That unstoppable workhorse (“cockroach”) of the publishing industry, the calendar:
According to Publishers Weekly, there were fewer than 200 calendars for sale in 1976. Today, there are more than 6,500 from which to choose. Part of this proliferation is due to the fact that we once got the bulk of our calendars for free, from banks, insurance companies, and other businesses eager to keep their phone numbers in front of their customers’ eyes throughout the year. But it’s not as if those businesses were giving away more than one copy to each customer, or offering them in multiple formats. And yet, as we shift gears from 2008 to 2009, how many among us are not tacking up a Sarah Palin 2009 calendar in our kitchen, and clearing off a space on our desk at work for the Insult-a-Day 2009 calendar, and jotting down the year’s first doctor appointment in our New Yorker Cat Cartoons weekly engagement calendar? Clearly, we are far more concerned about the passing of each day, each week, each month, than our carefree, calendar-lite counterparts in the 1970s.
Wristwatch sales have plummeted this decade because more and more people turn to their cellphones, PDAs, and computers to tell time.

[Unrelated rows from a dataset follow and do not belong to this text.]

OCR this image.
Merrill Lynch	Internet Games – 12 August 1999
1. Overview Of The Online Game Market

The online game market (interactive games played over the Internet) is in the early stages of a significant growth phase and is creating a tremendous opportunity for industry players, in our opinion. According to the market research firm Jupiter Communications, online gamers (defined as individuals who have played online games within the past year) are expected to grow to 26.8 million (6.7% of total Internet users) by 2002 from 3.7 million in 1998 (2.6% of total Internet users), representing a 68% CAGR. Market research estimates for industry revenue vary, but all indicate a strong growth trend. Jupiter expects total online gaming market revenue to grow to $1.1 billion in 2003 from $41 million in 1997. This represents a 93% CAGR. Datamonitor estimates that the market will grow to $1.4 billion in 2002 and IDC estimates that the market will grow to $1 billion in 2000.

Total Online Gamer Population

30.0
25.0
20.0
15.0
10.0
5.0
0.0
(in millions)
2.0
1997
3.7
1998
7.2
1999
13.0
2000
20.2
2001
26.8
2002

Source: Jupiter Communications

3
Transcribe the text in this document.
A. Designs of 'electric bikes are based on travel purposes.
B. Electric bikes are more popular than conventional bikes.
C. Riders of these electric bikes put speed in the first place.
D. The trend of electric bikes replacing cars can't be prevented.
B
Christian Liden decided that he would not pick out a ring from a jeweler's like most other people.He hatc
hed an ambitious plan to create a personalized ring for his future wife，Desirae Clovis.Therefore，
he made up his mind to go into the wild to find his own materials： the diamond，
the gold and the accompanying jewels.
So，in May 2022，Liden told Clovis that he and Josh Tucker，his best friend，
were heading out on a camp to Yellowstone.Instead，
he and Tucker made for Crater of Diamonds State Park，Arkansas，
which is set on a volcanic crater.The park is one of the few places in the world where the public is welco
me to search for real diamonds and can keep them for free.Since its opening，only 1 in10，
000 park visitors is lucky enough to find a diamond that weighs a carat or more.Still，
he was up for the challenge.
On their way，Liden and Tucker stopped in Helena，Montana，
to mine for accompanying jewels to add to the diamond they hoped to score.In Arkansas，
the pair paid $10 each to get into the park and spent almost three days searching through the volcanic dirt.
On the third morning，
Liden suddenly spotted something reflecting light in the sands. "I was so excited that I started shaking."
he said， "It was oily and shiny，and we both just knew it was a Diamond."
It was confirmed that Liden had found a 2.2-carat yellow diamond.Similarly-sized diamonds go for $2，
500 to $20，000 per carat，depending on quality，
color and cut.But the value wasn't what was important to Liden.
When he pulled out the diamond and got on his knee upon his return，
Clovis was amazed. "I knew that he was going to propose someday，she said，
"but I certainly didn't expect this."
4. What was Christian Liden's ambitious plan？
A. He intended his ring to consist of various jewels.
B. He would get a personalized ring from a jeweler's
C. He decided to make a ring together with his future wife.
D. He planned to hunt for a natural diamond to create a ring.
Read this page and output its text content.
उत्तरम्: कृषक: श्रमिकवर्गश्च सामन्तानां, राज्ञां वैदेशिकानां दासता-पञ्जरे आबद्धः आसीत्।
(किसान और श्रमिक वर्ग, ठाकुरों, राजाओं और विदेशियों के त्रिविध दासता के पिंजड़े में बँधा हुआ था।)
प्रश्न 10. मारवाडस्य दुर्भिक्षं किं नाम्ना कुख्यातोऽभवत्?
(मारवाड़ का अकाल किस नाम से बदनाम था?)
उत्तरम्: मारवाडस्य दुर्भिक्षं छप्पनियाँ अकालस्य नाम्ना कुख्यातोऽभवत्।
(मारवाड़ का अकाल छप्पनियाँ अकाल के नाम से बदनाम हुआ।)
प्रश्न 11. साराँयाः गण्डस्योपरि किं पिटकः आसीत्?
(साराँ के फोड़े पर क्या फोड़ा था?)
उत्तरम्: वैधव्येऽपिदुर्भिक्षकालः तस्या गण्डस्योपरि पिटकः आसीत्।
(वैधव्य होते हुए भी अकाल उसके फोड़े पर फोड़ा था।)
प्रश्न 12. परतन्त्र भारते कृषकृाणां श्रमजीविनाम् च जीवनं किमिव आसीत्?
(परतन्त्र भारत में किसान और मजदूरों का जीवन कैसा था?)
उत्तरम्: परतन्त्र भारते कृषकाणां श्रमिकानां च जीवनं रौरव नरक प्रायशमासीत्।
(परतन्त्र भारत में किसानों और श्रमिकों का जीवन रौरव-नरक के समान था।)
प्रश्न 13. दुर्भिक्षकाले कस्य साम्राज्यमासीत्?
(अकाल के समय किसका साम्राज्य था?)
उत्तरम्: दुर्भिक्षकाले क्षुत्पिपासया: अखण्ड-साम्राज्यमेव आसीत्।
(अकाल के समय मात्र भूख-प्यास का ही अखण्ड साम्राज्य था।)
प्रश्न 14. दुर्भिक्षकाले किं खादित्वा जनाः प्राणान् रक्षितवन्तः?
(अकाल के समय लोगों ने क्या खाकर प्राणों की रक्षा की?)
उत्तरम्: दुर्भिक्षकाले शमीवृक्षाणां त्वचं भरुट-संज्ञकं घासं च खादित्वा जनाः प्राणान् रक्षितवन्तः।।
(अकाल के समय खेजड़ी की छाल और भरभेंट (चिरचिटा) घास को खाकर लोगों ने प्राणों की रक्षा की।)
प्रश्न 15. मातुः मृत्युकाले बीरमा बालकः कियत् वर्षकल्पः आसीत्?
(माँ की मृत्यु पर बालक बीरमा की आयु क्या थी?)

Those devices are equipped with calendars too, and yet our allegiance to the old-fashioned paper version is only deepening. Why? They don’t offer much space for adding notes, so you end up buying more than one. They’re not very portable, so you end up buying more than two. They’re guaranteed to break after a year, no matter how infrequently you use them. So you buy them again and again and again. Their poor performance is the key to their great success.